Zaaknummers 18/1716-1720
Een melkveehouder heeft een individuele en buitensporige last te dragen als hij wordt geconfronteerd met een zeer nijpende situatie in vergelijking met andere melkveehouders als gevolg van de te realiseren reductiedoelstelling en er daarbij bijzondere omstandigheden zijn die meebrengen dat hij onevenredig wordt getroffen. Dat appellante een biologisch bedrijf heeft en dat zij forse investeringsverplichtingen is aangegaan, is op zichzelf niet bijzonder. Daarmee onderscheidt appellante zich namelijk niet van andere biologische melkveehouders die geïnvesteerd hebben, zodat er geen sprake is van een individuele last.
Volgens verweerder zijn de heffingsbesluiten zorgvuldig tot stand gekomen en is van strijdigheid met de algemene beginselen van behoorlijk bestuur geen sprake.

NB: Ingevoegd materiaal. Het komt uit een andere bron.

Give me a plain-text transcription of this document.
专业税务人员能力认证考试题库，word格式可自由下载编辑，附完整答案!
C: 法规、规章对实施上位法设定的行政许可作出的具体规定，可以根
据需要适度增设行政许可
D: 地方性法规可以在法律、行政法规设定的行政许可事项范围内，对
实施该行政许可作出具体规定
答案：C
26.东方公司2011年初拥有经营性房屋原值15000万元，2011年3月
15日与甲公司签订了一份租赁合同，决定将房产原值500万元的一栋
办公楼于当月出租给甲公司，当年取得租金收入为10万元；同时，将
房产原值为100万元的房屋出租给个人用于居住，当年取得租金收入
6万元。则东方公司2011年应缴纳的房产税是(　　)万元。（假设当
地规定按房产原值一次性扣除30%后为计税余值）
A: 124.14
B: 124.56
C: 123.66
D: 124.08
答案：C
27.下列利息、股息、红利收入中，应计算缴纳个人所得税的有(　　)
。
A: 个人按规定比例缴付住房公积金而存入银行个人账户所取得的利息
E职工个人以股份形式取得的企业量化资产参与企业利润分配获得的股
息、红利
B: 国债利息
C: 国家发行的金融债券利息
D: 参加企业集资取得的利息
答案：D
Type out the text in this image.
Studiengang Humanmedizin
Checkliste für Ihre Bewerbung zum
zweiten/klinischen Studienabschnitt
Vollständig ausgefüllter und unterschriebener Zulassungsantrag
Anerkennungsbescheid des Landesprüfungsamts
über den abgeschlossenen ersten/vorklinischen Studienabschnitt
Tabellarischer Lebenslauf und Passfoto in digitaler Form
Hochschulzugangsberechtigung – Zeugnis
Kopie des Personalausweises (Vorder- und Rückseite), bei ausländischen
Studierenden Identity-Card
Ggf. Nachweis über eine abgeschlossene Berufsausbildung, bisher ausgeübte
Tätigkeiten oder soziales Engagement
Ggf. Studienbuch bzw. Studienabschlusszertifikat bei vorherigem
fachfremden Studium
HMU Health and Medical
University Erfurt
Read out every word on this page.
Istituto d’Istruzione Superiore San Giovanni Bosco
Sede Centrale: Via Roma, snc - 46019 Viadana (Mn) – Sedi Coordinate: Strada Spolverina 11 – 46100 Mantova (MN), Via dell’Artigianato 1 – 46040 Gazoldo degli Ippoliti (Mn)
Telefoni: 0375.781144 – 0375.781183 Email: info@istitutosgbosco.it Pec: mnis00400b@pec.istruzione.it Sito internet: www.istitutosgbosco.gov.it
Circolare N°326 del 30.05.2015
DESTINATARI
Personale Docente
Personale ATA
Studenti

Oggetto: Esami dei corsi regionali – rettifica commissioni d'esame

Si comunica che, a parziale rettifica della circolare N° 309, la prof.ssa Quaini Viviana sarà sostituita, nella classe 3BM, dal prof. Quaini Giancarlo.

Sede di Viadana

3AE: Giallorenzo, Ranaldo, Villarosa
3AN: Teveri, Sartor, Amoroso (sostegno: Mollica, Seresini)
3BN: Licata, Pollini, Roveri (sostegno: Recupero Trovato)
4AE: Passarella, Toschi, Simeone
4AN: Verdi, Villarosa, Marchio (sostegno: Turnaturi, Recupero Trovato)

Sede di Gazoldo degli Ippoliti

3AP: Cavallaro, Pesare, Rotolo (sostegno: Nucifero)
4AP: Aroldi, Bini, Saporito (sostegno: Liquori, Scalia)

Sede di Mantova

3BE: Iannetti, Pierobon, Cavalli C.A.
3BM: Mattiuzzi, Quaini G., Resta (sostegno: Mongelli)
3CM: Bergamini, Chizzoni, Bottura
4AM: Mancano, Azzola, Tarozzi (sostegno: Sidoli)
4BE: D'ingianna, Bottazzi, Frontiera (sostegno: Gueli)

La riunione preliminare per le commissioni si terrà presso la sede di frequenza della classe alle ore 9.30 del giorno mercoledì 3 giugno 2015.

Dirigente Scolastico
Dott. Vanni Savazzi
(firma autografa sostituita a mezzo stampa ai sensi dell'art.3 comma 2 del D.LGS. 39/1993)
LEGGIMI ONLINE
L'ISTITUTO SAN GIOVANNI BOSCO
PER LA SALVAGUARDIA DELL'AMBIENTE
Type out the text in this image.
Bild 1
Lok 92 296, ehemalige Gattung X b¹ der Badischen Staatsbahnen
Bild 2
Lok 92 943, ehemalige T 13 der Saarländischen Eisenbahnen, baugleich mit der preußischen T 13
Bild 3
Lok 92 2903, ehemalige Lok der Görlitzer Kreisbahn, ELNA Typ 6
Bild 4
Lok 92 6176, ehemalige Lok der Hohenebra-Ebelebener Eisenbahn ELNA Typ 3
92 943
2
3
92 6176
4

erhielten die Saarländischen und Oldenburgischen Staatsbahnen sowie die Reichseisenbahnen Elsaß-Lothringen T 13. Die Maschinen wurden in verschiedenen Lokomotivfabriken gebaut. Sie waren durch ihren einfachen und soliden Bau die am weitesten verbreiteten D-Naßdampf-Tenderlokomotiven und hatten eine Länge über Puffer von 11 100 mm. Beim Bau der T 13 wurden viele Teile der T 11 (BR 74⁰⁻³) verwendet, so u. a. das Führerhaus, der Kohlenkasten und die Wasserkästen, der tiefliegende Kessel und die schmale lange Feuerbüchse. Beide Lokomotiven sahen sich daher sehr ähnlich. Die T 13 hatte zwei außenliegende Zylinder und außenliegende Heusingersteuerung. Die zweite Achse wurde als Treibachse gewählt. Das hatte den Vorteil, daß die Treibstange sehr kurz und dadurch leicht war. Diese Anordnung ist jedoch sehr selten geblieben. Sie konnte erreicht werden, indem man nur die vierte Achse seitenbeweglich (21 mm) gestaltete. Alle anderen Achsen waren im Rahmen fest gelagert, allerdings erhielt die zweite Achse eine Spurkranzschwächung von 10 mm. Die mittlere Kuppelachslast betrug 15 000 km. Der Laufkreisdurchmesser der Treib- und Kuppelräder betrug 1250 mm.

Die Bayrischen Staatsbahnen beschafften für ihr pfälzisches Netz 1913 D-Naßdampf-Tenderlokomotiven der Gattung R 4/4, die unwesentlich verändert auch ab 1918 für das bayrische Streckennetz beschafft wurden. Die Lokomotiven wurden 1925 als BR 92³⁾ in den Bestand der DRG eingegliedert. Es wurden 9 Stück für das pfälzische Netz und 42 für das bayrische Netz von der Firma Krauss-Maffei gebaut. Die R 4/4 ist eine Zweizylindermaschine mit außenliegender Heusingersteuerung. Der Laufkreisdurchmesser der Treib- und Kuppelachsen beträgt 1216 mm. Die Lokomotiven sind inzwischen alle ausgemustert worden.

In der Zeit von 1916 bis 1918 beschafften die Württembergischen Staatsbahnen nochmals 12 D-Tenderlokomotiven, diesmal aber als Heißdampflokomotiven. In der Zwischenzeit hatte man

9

"De Regeling strekt ertoe dat wordt voldaan aan de aan de derogatie verbonden voorwaarde dat het nationale mestplafond niet wordt overschreden. Ten aanzien van dat mestplafond wordt geen onderscheid gemaakt naar de aard en herkomst van de mest. De op de biologische bedrijven geproduceerde mest telt dan ook volledig mee voor dat nationale mestplafond, ongeacht de wijze waarop deze mest vervolgens wordt verwerkt. De Regeling grijpt in op de mestproductie door een reductie van de veestapel te bewerkstelligen. Tegen de achtergrond van de werking van de Regeling nemen biologische veehouders dus geen bijzondere positie in. Hoewel de biologische veehouders geen gebruik maken van de derogatie, draagt (de groei van) hun bedrijf wel bij aan de mogelijke overschrijding van het landelijke fosfaatplafond. Ook voor biologische veehouders is te voorzien geweest dat een ongeremde groei van de veestapel de aan de derogatie verbonden voorwaarden in gevaar zou kunnen brengen en dat er daarom productiebegrenzende maatregelen zouden kunnen gaan gelden. Uit de uitlatingen van de staatssecretaris is niet af te leiden dat er voor biologische bedrijven een uitzondering zou gelden wanneer dergelijke productiebeperkende maatregelen aan de orde zouden zijn. De keuze van de staatssecretaris om biologische bedrijven die zijn gegroeid en daarmee hoe dan ook aan de (stijging van de) fosfaatproductie hebben bijgedragen, niet uit te sluiten van productiebegrenzende maatregelen kan ook overigens niet als onmiskenbaar onjuist worden beschouwd. Dat een andere keuze, waarbij groei van biologische bedrijven zou zijn toegestaan ten koste van de omvang van andere, niet biologische bedrijven, denkbaar en mogelijk ook billijk was geweest, zoals geïntimeerden stellen, vergt een politiek oordeel dat niet aan de rechter is."
Het College onderschrijft dit oordeel, dat ook door de Hoge Raad in stand is gelaten (zie zijn arresten van 21 december 2018, ECLI:NL:HR:2018:2374-2375). In zoverre faalt het betoog.
Slotsom
Beslissing
- veroordeelt de Staat der Nederlanden (minister van Justitie en Veiligheid) om aan appellante een vergoeding voor immateriële schade van € 1.500,- te betalen.